A New Zealand legal firm has called for those affected by the Volkswagen emissions scandal to join in a group action and hold the company responsible
Edward Cox, litigation partner at Gibson Sheat, estimate that, over 8,000 Volkswagen, Audi and Skoda vehicles have been fitted with a ‘cheat chip’ country-wide.
“Purchasers of Volkswagen, Audi and Skoda vehicles in New Zealand were duped into believing they were buying cars that met European emissions standards,” he said in a recent press release.
“New Zealand vehicle owners should not be out of pocket due to the misleading and deceptive actions of others, and we believe a group action is the best way for individual vehicle owners in New Zealand to hold Volkswagen to account over its actions.”
In response to indications that Volkswagen is working on a fix for the affected vehicles, Cox says this could possibly reduce horsepower and fuel efficiency. The scandal could also result in financial losses for the car owners concerned.

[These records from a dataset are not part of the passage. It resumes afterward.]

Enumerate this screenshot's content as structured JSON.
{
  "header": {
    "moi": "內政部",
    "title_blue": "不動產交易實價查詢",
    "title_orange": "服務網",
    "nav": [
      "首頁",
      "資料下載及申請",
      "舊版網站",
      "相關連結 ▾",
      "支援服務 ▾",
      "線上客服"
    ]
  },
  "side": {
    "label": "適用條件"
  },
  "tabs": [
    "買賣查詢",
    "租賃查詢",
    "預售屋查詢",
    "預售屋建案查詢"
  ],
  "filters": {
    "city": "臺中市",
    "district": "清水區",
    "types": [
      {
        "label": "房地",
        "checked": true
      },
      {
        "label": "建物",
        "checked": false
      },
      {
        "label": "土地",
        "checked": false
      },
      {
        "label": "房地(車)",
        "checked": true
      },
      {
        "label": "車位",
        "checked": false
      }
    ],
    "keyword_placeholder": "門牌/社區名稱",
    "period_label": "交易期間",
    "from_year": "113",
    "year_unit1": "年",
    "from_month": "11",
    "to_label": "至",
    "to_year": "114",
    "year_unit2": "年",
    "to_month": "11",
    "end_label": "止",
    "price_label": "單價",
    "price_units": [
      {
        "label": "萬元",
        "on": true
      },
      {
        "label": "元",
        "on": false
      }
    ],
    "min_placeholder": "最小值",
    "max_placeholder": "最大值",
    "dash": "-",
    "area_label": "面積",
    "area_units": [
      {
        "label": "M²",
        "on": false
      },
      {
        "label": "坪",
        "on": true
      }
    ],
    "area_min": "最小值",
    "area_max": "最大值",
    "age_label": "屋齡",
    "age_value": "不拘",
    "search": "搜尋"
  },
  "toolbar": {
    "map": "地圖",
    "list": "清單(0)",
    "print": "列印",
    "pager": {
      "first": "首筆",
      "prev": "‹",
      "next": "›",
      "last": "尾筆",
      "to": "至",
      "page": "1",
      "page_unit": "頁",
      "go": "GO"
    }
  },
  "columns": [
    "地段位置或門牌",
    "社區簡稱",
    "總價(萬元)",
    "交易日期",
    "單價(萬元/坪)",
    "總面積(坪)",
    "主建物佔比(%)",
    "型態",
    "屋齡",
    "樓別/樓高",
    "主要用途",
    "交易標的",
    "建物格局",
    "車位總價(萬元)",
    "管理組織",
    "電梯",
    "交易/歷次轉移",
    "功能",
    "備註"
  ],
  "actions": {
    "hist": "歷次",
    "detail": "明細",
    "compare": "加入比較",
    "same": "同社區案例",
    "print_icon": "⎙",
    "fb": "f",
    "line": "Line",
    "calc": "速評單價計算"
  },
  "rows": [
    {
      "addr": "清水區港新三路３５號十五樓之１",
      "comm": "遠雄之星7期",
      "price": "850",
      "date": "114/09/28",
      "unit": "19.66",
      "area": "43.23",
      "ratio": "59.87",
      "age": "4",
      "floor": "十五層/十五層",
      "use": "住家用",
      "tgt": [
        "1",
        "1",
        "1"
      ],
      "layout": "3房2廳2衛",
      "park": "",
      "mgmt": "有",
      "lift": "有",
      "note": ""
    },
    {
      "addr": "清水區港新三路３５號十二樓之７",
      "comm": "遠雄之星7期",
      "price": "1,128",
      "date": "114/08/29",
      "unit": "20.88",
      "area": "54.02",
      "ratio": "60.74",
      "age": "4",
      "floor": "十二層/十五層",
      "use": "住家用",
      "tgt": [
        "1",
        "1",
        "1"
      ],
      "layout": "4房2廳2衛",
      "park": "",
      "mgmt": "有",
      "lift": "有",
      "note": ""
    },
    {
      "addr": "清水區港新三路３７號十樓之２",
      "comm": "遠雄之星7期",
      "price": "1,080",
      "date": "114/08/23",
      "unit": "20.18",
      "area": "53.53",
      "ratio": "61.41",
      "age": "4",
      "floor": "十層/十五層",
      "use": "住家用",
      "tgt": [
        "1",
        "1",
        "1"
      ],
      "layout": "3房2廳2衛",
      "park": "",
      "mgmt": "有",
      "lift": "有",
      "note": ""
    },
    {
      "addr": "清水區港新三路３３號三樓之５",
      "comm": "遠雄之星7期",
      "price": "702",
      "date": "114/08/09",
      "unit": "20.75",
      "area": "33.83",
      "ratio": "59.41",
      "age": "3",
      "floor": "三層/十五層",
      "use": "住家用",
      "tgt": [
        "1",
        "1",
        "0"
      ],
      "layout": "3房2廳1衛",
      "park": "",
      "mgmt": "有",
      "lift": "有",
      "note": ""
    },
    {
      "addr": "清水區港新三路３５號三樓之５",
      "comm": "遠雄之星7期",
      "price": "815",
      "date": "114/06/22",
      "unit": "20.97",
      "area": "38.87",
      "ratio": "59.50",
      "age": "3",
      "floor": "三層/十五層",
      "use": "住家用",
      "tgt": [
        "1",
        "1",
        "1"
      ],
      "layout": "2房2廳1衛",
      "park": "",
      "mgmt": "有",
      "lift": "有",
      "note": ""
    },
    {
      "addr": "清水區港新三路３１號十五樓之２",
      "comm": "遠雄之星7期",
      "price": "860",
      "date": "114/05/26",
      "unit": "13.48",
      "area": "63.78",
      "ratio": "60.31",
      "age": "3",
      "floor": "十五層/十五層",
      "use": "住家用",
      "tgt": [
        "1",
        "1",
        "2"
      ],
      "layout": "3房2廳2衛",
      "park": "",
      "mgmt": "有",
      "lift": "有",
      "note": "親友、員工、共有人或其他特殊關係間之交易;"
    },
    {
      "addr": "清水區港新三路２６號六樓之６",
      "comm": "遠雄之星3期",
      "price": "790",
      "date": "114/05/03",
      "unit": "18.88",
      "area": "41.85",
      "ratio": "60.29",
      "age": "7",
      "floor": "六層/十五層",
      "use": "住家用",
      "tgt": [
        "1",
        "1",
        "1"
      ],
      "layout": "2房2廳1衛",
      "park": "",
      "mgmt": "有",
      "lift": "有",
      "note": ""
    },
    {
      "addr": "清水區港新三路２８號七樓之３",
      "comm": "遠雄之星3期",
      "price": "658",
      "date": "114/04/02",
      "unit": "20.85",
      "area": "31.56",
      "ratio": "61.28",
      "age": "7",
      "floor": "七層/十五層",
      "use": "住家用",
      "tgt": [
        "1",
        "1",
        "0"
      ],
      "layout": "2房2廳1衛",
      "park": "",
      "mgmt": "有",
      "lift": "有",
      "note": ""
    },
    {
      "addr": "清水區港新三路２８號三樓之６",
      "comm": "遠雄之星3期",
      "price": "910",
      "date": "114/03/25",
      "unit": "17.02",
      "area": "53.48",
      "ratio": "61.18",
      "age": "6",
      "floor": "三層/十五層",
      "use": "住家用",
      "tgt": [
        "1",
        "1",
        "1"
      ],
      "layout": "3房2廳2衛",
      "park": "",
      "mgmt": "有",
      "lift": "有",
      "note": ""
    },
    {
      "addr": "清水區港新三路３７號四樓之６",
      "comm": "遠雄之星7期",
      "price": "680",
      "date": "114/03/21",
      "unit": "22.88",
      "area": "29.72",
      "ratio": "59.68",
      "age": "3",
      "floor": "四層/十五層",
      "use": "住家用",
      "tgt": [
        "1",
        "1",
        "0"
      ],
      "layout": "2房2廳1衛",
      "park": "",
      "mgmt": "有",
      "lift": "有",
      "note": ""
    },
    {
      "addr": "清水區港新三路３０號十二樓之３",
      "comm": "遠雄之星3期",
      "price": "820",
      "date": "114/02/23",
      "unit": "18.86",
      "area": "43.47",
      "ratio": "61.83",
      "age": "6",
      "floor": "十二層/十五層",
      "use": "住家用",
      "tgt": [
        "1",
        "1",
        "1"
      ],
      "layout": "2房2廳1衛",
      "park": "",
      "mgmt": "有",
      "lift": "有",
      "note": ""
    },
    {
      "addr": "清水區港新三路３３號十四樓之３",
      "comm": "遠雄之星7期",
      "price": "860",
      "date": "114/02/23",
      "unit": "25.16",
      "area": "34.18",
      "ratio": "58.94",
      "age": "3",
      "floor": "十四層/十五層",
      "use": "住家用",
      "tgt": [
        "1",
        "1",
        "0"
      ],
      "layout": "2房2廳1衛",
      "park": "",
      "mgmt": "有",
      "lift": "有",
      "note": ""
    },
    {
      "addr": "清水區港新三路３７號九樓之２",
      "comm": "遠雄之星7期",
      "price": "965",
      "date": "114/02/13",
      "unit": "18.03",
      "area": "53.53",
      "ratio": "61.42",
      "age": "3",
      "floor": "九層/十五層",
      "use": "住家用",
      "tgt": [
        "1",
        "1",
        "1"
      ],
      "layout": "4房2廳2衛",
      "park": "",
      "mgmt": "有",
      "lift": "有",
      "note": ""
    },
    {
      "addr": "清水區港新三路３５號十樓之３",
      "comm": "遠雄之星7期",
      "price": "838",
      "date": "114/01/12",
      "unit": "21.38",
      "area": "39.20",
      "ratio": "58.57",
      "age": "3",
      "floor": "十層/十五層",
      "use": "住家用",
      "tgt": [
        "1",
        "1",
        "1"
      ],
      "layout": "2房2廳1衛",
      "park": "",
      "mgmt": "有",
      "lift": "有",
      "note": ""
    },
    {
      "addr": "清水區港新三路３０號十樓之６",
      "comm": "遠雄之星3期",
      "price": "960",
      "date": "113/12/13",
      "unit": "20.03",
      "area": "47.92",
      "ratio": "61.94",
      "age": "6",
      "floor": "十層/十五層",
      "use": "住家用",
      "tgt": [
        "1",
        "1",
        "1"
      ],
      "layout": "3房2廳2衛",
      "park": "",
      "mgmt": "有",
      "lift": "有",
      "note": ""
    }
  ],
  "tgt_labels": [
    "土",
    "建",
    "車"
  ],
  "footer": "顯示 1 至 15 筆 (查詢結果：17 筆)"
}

“The reputation of the affected cars may now be tainted, due to no fault of the vehicle owners, and this could lead to a reduction in the value of their cars. Volkswagen has given no indication that it is considering compensating vehicle owners for the losses they may suffer.”
“Volkswagen and its local distribution chain must do the right thing by the owners of these 8,000 vehicles,” Cox added.
Barrister Nicole Smith has agreed to partner with Gibson Sheat on the Volkswagen group action. The two parties have worked together on successful group actions in the past. For example, they brought about a positive legal outcome for Tauranga business owners affected by the grounding of the MV Rena.